The resources put forward by the Pennsylvania were organized into two divisions: the East River Bridge Division (ERBD), and the Southern Division (SD).

The ERBD consists almost entirely of elevated structures, six in all. From north to south they are the Bronx Kill Bridge, Randall’s Island Viaduct, Little Hell Gate Bridge, Ward’s Island Viaduct, Hell Gate Bridge, and the Long Island Viaduct. All put together this amounts to almost exactly 10,000 feet of bridges and viaducts.

The Hell Gate Bridge was designed by noted bridge builder, Gustav Lindenthal. Because of his knowledge of the bridges, the PRR retained Lindenthal to oversee the construction of the ERBD. The Pennsylvania used its own engineers, however, to manage work on the Southern Division (SD).

There were many uncertainties about the project that went right down to the wire before resolution. One of the biggest was whether the NYCR should be four tracked rather than two tracked. Ultimately, it was built for two tracks but made expandable for four.

(It never was four tracked south of Sunnyside Junction; that segment technically belonged to the LIRR and in recent years, it has been singled tracked.)

The big arch bridge could not accommodate more than four tracks. Quite a few bridges on the route to south Fresh Pond Junction were built for easy conversion to four tracks. And, the land for expansion had already been secured. The difference was that a right of way 40 feet wide was required for two-track operations, or 80 feet to operate a four-track railroad.

What is a Hell Gate any way? The Hell Gate or Hell’s Gate is a narrow turbulent body of water that connects Long Island Sound with the East River. It may have received the name from early Dutch sailors, and could be interpreted as “Hell’s Gate” or “Bright Passage.”

The Juniper Swamp Obstacle

Problems plagued the Southern Division (SD) as the Juniper Swamp proved more challenging than expected. Among the most serious was the difficulty of digging a cut through a swamp whose sides were higher than the cut itself. All matter of material was thrown into the bottom of the cut to stabilize it.

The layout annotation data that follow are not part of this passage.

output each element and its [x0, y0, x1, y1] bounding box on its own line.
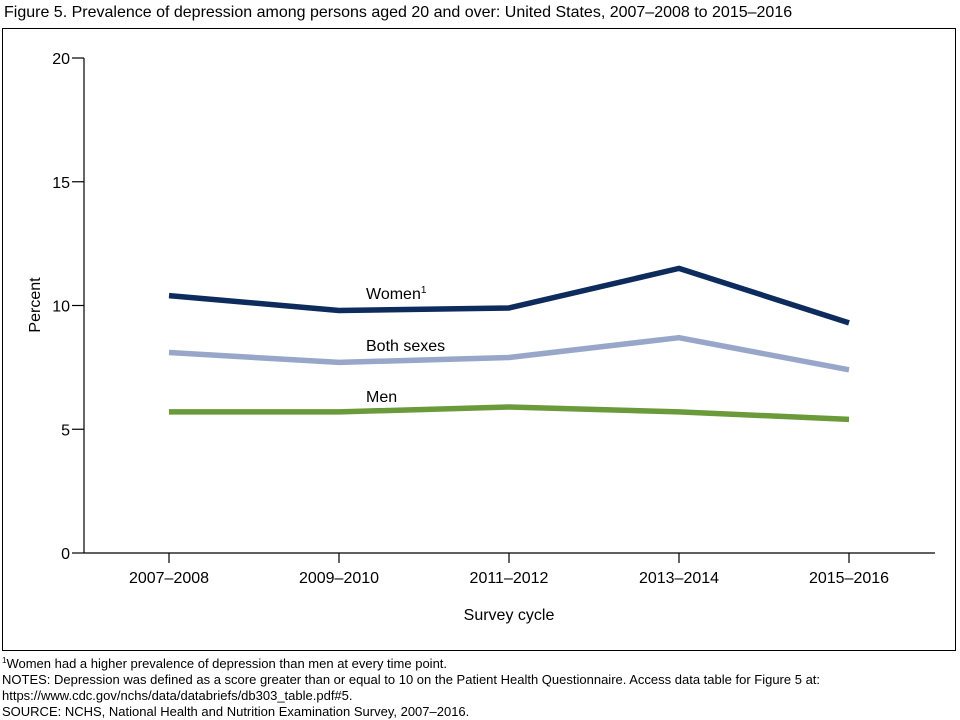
x-tick-label: 2009–2010: [299, 570, 379, 587]
footnote: 1Women had a higher prevalence of depres…: [2, 656, 447, 671]
series-label: Women1: [366, 285, 427, 303]
series-line: [168, 334, 850, 373]
chart-frame: [2, 28, 956, 651]
series-label-name: Women: [366, 286, 421, 303]
x-tick-label: 2013–2014: [639, 570, 719, 587]
series-line: [168, 265, 850, 326]
notes: NOTES: Depression was defined as a score…: [2, 672, 820, 719]
series-label: Both sexes: [366, 338, 445, 355]
chart-title: Figure 5. Prevalence of depression among…: [4, 4, 792, 21]
y-axis-label: Percent: [27, 277, 44, 333]
y-tick-label: 15: [52, 175, 70, 192]
series-label: Men: [366, 389, 397, 406]
series-label-name: Men: [366, 389, 397, 406]
y-tick-label: 20: [52, 51, 70, 68]
y-tick-label: 5: [61, 422, 70, 439]
y-tick-label: 0: [61, 546, 70, 563]
note-line: NOTES: Depression was defined as a score…: [2, 672, 820, 687]
note-line: https://www.cdc.gov/nchs/data/databriefs…: [2, 688, 353, 703]
y-tick-label: 10: [52, 299, 70, 316]
x-tick-label: 2015–2016: [809, 570, 889, 587]
note-line: SOURCE: NCHS, National Health and Nutrit…: [2, 704, 469, 719]
series-label-note: 1: [421, 285, 427, 296]
series-line: [169, 404, 850, 423]
footnote-marker: 1: [2, 656, 7, 665]
x-tick-label: 2007–2008: [129, 570, 209, 587]
footnote-text: Women had a higher prevalence of depress…: [6, 656, 447, 671]
x-tick-label: 2011–2012: [470, 570, 549, 587]
series-label-name: Both sexes: [366, 338, 445, 355]
x-axis-label: Survey cycle: [464, 607, 555, 624]
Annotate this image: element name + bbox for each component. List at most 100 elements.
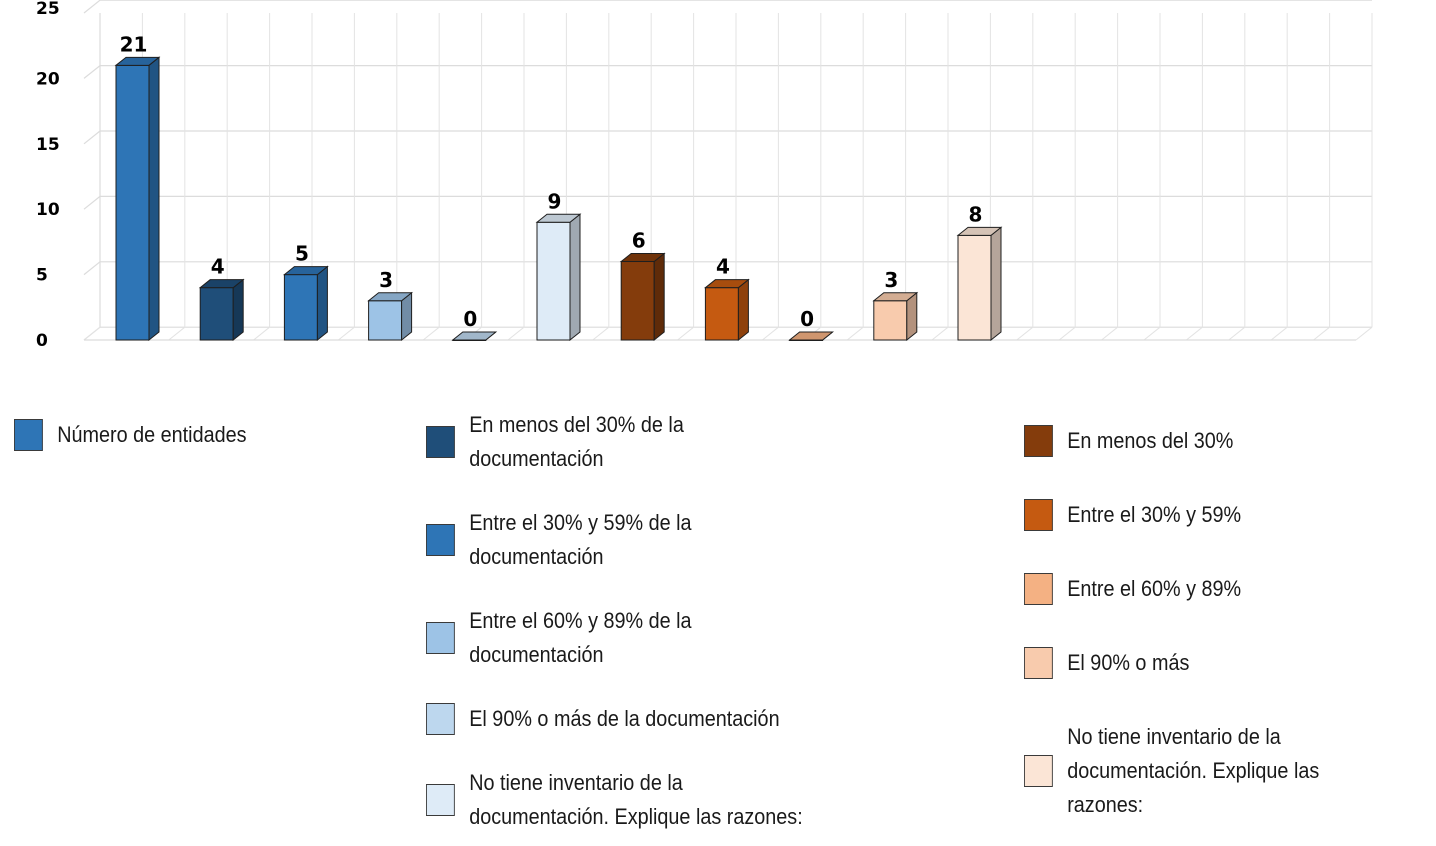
legend-label: Entre el 30% y 59% de la documentación: [469, 510, 692, 569]
floor-line: [1016, 326, 1034, 341]
floor-line: [846, 326, 864, 341]
floor-line: [762, 326, 779, 341]
floor-line: [1228, 326, 1246, 341]
legend-label: No tiene inventario de la documentación.…: [469, 770, 803, 829]
bar-side: [569, 213, 581, 342]
data-label: 3: [379, 268, 393, 292]
bar-front: [199, 287, 234, 341]
bar-top: [367, 292, 414, 302]
bar: [872, 291, 919, 342]
bar-top: [114, 56, 161, 66]
bar-front: [283, 274, 318, 341]
y-tick-label: 10: [36, 200, 60, 220]
legend-swatch: [1024, 425, 1053, 457]
bar-top: [282, 266, 329, 276]
bar-top: [451, 331, 498, 341]
legend-swatch: [426, 524, 455, 556]
legend-swatch: [426, 622, 455, 654]
floor-line: [677, 326, 694, 341]
legend-item: En menos del 30% de la documentación: [426, 408, 804, 476]
legend-label: El 90% o más de la documentación: [469, 706, 780, 731]
legend-label: En menos del 30%: [1067, 428, 1234, 453]
data-label: 3: [884, 268, 898, 292]
bar-top: [703, 279, 750, 289]
legend-item: No tiene inventario de la documentación.…: [1024, 720, 1393, 822]
floor-line: [1313, 326, 1330, 341]
floor-line: [1101, 326, 1118, 341]
legend-item: No tiene inventario de la documentación.…: [426, 766, 804, 834]
legend-label: No tiene inventario de la documentación.…: [1067, 724, 1320, 817]
bar-top: [872, 292, 919, 302]
legend-label: En menos del 30% de la documentación: [469, 412, 684, 471]
legend-item: Entre el 60% y 89%: [1024, 572, 1393, 606]
bar-front: [368, 300, 403, 341]
gridline-side: [83, 130, 101, 145]
bar-side: [653, 252, 665, 342]
legend-item: Entre el 60% y 89% de la documentación: [426, 604, 804, 672]
legend-item: Entre el 30% y 59% de la documentación: [426, 506, 804, 574]
floor-line: [422, 326, 440, 341]
bar-front: [957, 234, 992, 341]
legend-swatch: [426, 426, 455, 458]
legend-group-total: Número de entidades: [14, 418, 344, 452]
legend-item: En menos del 30%: [1024, 424, 1393, 458]
bar-front: [115, 64, 150, 341]
y-tick-label: 25: [36, 0, 60, 19]
y-tick-label: 20: [36, 69, 60, 89]
data-labels: 21 4 5 3 0 9 6 4 0 3 8: [120, 32, 983, 331]
bar-side: [990, 226, 1002, 342]
bar-front: [536, 221, 571, 341]
bar-top: [198, 279, 245, 289]
data-label: 4: [211, 255, 225, 279]
legend-label: Entre el 60% y 89%: [1067, 576, 1242, 601]
floor-line: [1355, 326, 1373, 341]
bar-top: [619, 253, 666, 263]
legend-label: Número de entidades: [57, 422, 247, 447]
data-label: 9: [548, 189, 562, 213]
bar-top: [535, 213, 582, 223]
legend-label: El 90% o más: [1067, 650, 1190, 675]
y-tick-label: 0: [36, 331, 48, 351]
bar-side: [148, 56, 160, 342]
gridline-side: [83, 0, 101, 14]
legend-item: Entre el 30% y 59%: [1024, 498, 1393, 532]
chart: 0 5 10 15 20 25 21 4 5 3 0 9 6 4 0 3 8: [36, 0, 1373, 351]
bar-front: [873, 300, 908, 341]
bar: [451, 331, 498, 341]
floor-line: [1270, 326, 1288, 341]
bar-top: [788, 331, 835, 341]
bar: [788, 331, 835, 341]
bar-side: [737, 278, 749, 342]
floor-line: [507, 326, 525, 341]
legend-swatch: [14, 419, 43, 451]
bar: [956, 226, 1003, 342]
data-label: 6: [632, 229, 646, 253]
legend-label: Entre el 30% y 59%: [1067, 502, 1242, 527]
floor-line: [168, 326, 186, 341]
data-label: 21: [120, 32, 148, 56]
legend-item: Número de entidades: [14, 418, 311, 452]
bar-side: [232, 278, 244, 342]
legend-swatch: [1024, 755, 1053, 787]
floor-line: [253, 326, 270, 341]
bar-top: [956, 226, 1003, 236]
bar: [114, 56, 161, 342]
data-label: 0: [800, 307, 814, 331]
gridline-side: [83, 65, 101, 79]
bar-front: [620, 261, 655, 341]
legend-group-blue: En menos del 30% de la documentación Entr…: [426, 408, 846, 834]
floor-line: [83, 326, 101, 341]
legend-swatch: [426, 784, 455, 816]
legend-swatch: [1024, 573, 1053, 605]
bar: [198, 278, 245, 342]
y-tick-label: 5: [36, 266, 48, 286]
floor-line: [1186, 326, 1203, 341]
gridline-side: [83, 195, 101, 210]
y-axis: 0 5 10 15 20 25: [36, 0, 60, 351]
data-label: 5: [295, 242, 309, 266]
bar-front: [704, 287, 739, 341]
legend-swatch: [1024, 499, 1053, 531]
bar: [619, 252, 666, 342]
bar: [535, 213, 582, 342]
legend-label: Entre el 60% y 89% de la documentación: [469, 608, 692, 667]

No matter what was deposited it soon disappeared in the bottom of the cut. Pilings, timbers, debris, and concrete slabs were sunk into the abyss never to be seen again. The most troublesome section of the SD was from Caldwell Avenue to Fresh Pond Junction.


Another important decision was whether to electrify the entire line. This would satisfy the City’s pollution concerns about using steam locomotives. The NYCR settled on using an 11,000-volt AC electrical system that was compatible with the systems used by the PRR and the LIRR.

The electricity was supplied via an overhead catenary wire system, from a power company owned power plant in Connecticut. In railroad yards and tunnels power was obtained from third rails.

The electric power era on the NYCR lasted from 1917 with passenger service over the Bridge and down into Sunnyside Yard and Penn Station; and on the freight line to Fremont Tower and ultimately the Bay Ridge Car float bridges beyond.

Electric power supplanted steam power on the entire route in 1927. Electric power was suspended, however, as a consequence of being folded into the Penn-Central merger in 1968, but resumed in 1996 with creation of Amtrak (who owns the Hell Gate bridge and associated trackage). Despite the City’s best interests, the Pennsylvania and Long Island Railroads continued to operate steam locomotives for local freight movements, and other specialized activities in Brooklyn and Queens.

The Hell Gate Bridge contains 1,174, 000 rivets, more steel than the Manhattan and Queens Borough bridges combined.